A genialidade do filme reside no que ele omite. Não vemos Norris sendo assimilado. Não sabemos o que acontece com Fuchs na escuridão. A câmera, como os personagens, vira as costas no momento crucial, e essa recusa em "mostrar" é mais perturbadora que qualquer efeito. Carpenter joga com a linguagem do cinema como a coisa joga com a carne: deformando, sugerindo, nunca confirmando. Cada corte seco, cada sombra mal resolvida, cada reação ambígua dos personagens (o olhar de Palmer, o silêncio de Windows) alimenta a mesma pergunta: quando exatamente a infecção começou? A resposta é um acúmulo perturbador de possibilidades, todas plausíveis, nenhuma verificável.
O clímax não está na explosão da base, mas no "falso alívio" do final. MacReady e Childs, os últimos homens vivos, riem diante do abismo. O plano próximo da respiração congelante, a garrafa que pode ou não estar cheia de gasolina, são pistas deliberadamente inconclusivas. Carpenter não nos nega um final feliz; ele nega qualquer final. O horror não é que a coisa sobreviveu ou que foi derrotada, mas o fato que nunca saberemos.

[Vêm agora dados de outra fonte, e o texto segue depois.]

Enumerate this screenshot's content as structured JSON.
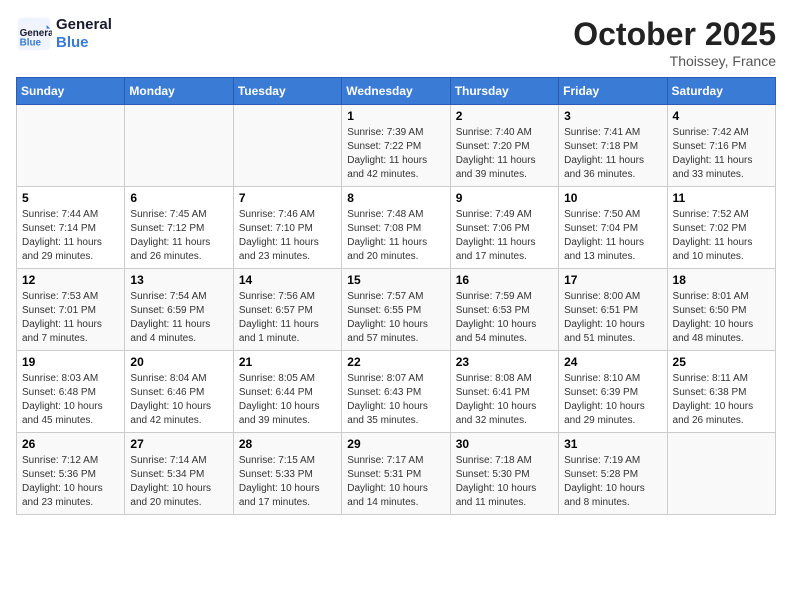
{
  "header": {
    "logo_line1": "General",
    "logo_line2": "Blue",
    "month_title": "October 2025",
    "location": "Thoissey, France"
  },
  "days_of_week": [
    "Sunday",
    "Monday",
    "Tuesday",
    "Wednesday",
    "Thursday",
    "Friday",
    "Saturday"
  ],
  "weeks": [
    [
      {
        "day": "",
        "info": ""
      },
      {
        "day": "",
        "info": ""
      },
      {
        "day": "",
        "info": ""
      },
      {
        "day": "1",
        "info": "Sunrise: 7:39 AM\nSunset: 7:22 PM\nDaylight: 11 hours and 42 minutes."
      },
      {
        "day": "2",
        "info": "Sunrise: 7:40 AM\nSunset: 7:20 PM\nDaylight: 11 hours and 39 minutes."
      },
      {
        "day": "3",
        "info": "Sunrise: 7:41 AM\nSunset: 7:18 PM\nDaylight: 11 hours and 36 minutes."
      },
      {
        "day": "4",
        "info": "Sunrise: 7:42 AM\nSunset: 7:16 PM\nDaylight: 11 hours and 33 minutes."
      }
    ],
    [
      {
        "day": "5",
        "info": "Sunrise: 7:44 AM\nSunset: 7:14 PM\nDaylight: 11 hours and 29 minutes."
      },
      {
        "day": "6",
        "info": "Sunrise: 7:45 AM\nSunset: 7:12 PM\nDaylight: 11 hours and 26 minutes."
      },
      {
        "day": "7",
        "info": "Sunrise: 7:46 AM\nSunset: 7:10 PM\nDaylight: 11 hours and 23 minutes."
      },
      {
        "day": "8",
        "info": "Sunrise: 7:48 AM\nSunset: 7:08 PM\nDaylight: 11 hours and 20 minutes."
      },
      {
        "day": "9",
        "info": "Sunrise: 7:49 AM\nSunset: 7:06 PM\nDaylight: 11 hours and 17 minutes."
      },
      {
        "day": "10",
        "info": "Sunrise: 7:50 AM\nSunset: 7:04 PM\nDaylight: 11 hours and 13 minutes."
      },
      {
        "day": "11",
        "info": "Sunrise: 7:52 AM\nSunset: 7:02 PM\nDaylight: 11 hours and 10 minutes."
      }
    ],
    [
      {
        "day": "12",
        "info": "Sunrise: 7:53 AM\nSunset: 7:01 PM\nDaylight: 11 hours and 7 minutes."
      },
      {
        "day": "13",
        "info": "Sunrise: 7:54 AM\nSunset: 6:59 PM\nDaylight: 11 hours and 4 minutes."
      },
      {
        "day": "14",
        "info": "Sunrise: 7:56 AM\nSunset: 6:57 PM\nDaylight: 11 hours and 1 minute."
      },
      {
        "day": "15",
        "info": "Sunrise: 7:57 AM\nSunset: 6:55 PM\nDaylight: 10 hours and 57 minutes."
      },
      {
        "day": "16",
        "info": "Sunrise: 7:59 AM\nSunset: 6:53 PM\nDaylight: 10 hours and 54 minutes."
      },
      {
        "day": "17",
        "info": "Sunrise: 8:00 AM\nSunset: 6:51 PM\nDaylight: 10 hours and 51 minutes."
      },
      {
        "day": "18",
        "info": "Sunrise: 8:01 AM\nSunset: 6:50 PM\nDaylight: 10 hours and 48 minutes."
      }
    ],
    [
      {
        "day": "19",
        "info": "Sunrise: 8:03 AM\nSunset: 6:48 PM\nDaylight: 10 hours and 45 minutes."
      },
      {
        "day": "20",
        "info": "Sunrise: 8:04 AM\nSunset: 6:46 PM\nDaylight: 10 hours and 42 minutes."
      },
      {
        "day": "21",
        "info": "Sunrise: 8:05 AM\nSunset: 6:44 PM\nDaylight: 10 hours and 39 minutes."
      },
      {
        "day": "22",
        "info": "Sunrise: 8:07 AM\nSunset: 6:43 PM\nDaylight: 10 hours and 35 minutes."
      },
      {
        "day": "23",
        "info": "Sunrise: 8:08 AM\nSunset: 6:41 PM\nDaylight: 10 hours and 32 minutes."
      },
      {
        "day": "24",
        "info": "Sunrise: 8:10 AM\nSunset: 6:39 PM\nDaylight: 10 hours and 29 minutes."
      },
      {
        "day": "25",
        "info": "Sunrise: 8:11 AM\nSunset: 6:38 PM\nDaylight: 10 hours and 26 minutes."
      }
    ],
    [
      {
        "day": "26",
        "info": "Sunrise: 7:12 AM\nSunset: 5:36 PM\nDaylight: 10 hours and 23 minutes."
      },
      {
        "day": "27",
        "info": "Sunrise: 7:14 AM\nSunset: 5:34 PM\nDaylight: 10 hours and 20 minutes."
      },
      {
        "day": "28",
        "info": "Sunrise: 7:15 AM\nSunset: 5:33 PM\nDaylight: 10 hours and 17 minutes."
      },
      {
        "day": "29",
        "info": "Sunrise: 7:17 AM\nSunset: 5:31 PM\nDaylight: 10 hours and 14 minutes."
      },
      {
        "day": "30",
        "info": "Sunrise: 7:18 AM\nSunset: 5:30 PM\nDaylight: 10 hours and 11 minutes."
      },
      {
        "day": "31",
        "info": "Sunrise: 7:19 AM\nSunset: 5:28 PM\nDaylight: 10 hours and 8 minutes."
      },
      {
        "day": "",
        "info": ""
      }
    ]
  ]
}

Enquanto a crítica mainstream celebra o gore (e Bottin merece todos os elogios) e um cinema de efeitos práticos que não volta mais, penso que ao mesmo tempo isso acabava ofuscando a genialidade de Carpenter em construir atmosfera. A paleta da obra é uma crônica do frio e do isolamento: brancos sujos, azuis metálicos e negros que sugam a luz como a Antártida suga o calor. Dean Cundey, diretor de fotografia, trabalha com uma iluminação que não clareia, mas sugere – holofotes que cortam a escuridão como facas, deixando cantos intocados, enquanto o vento uivante e a trilha sonora pulsante de Ennio Morricone (um click-click-click de paranoia mecânica) transformam a base em um organismo claustrofóbico. As paredes apertadas, os corredores estreitos e os espaços mal iluminados não são apenas cenário; são personagens.

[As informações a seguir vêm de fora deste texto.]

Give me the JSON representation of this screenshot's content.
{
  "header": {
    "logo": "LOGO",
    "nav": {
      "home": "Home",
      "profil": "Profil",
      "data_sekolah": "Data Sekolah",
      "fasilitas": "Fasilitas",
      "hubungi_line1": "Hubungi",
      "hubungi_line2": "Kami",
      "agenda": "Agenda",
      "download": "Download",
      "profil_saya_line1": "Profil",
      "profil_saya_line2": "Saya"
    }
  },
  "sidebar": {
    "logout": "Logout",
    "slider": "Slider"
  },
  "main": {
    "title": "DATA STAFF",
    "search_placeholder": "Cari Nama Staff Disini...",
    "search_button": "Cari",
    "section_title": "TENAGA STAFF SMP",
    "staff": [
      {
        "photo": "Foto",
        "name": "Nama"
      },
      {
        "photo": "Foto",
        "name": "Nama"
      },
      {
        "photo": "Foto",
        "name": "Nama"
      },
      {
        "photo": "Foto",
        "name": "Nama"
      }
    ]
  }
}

A câmera, muitas vezes estática ou com movimentos lentos, observa como um predador à espreita, reforçando a sensação de que algo está sempre fora de quadro, à espreita, algo já visto brilhantemente em Halloween. Quando o plano se abre, é para nos lembrar da vastidão hostil do gelo – um contraste cruel com a sufocante desconfiança interna. A fotografia não revela ameaças, apenas sombra de ameaças, e é nesse jogo de presenças invisíveis que a paranoia se enraíza. Cada frame é um convite à dúvida.
O terror revoltado de O Enigma de Outro Mundo está na sua estrutura narrativa vazada, que nos força a duvidar até das nossas próprias deduções. É um filme que não termina quando os créditos rolam. Ele se replica na mente do espectador, como um vírus. Como diria Rivette, "o cinema é a arte do invisível". Carpenter, aqui,faz o público ver monstros onde talvez não existam. Ou existam demais.

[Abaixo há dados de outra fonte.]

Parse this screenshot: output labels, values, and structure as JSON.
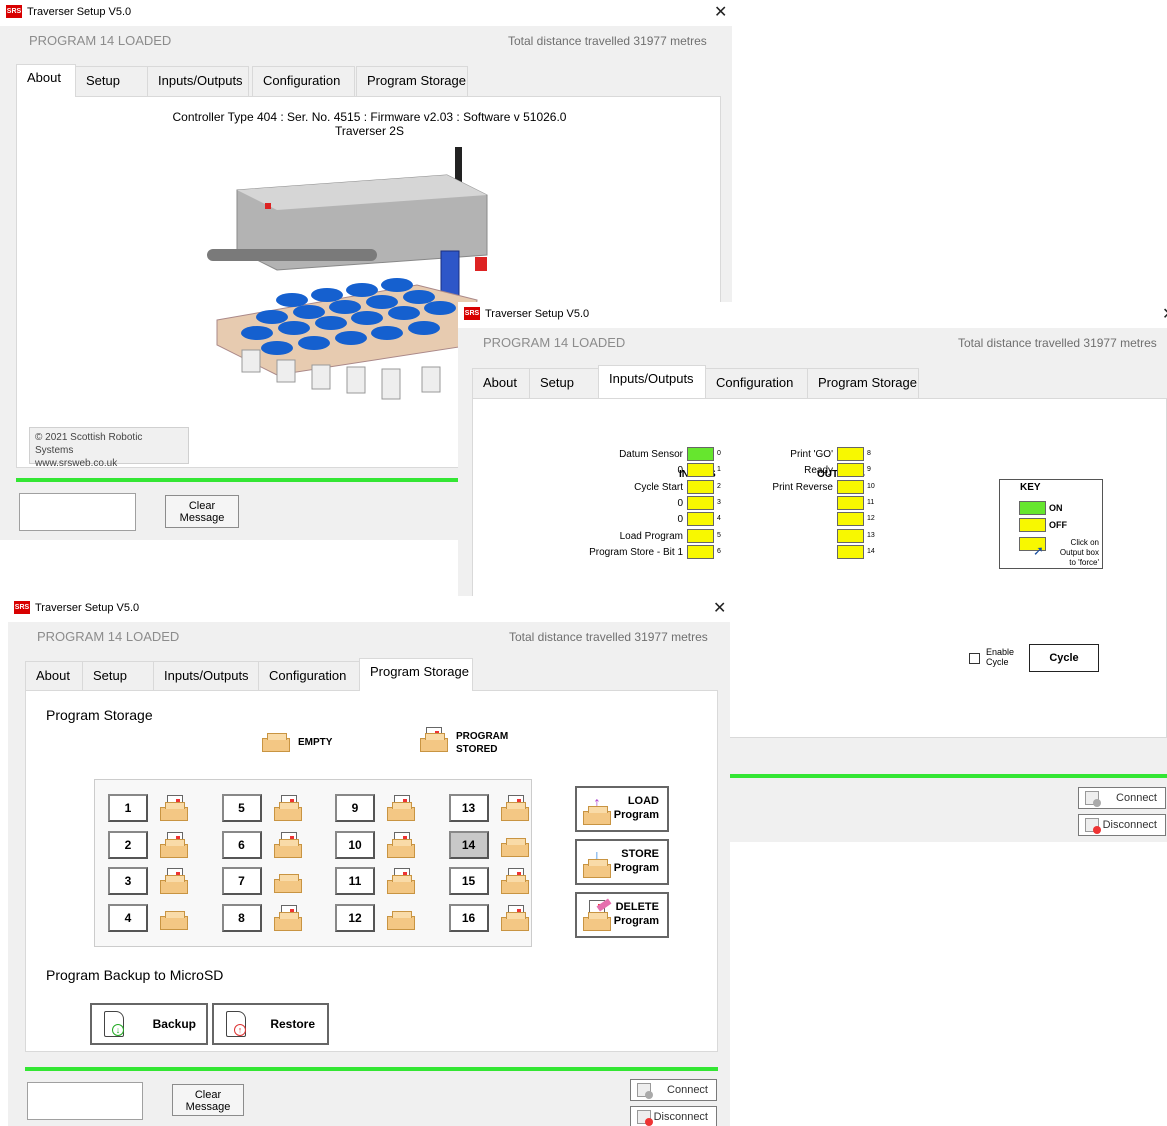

Título Original: The Thing
Direção: John Carpenter
Roteiro: Bill Lancaster (baseado no conto *Who Goes There?* de John W. Campbell Jr.)
Produção: Stuart Cohen, David Foster & Lawrence Turman
Fotografia: Dean Cundey
Direção de Arte: John J. Lloyd
Efeitos Especiais: Rob Bottin (com contribuição de Stan Winston)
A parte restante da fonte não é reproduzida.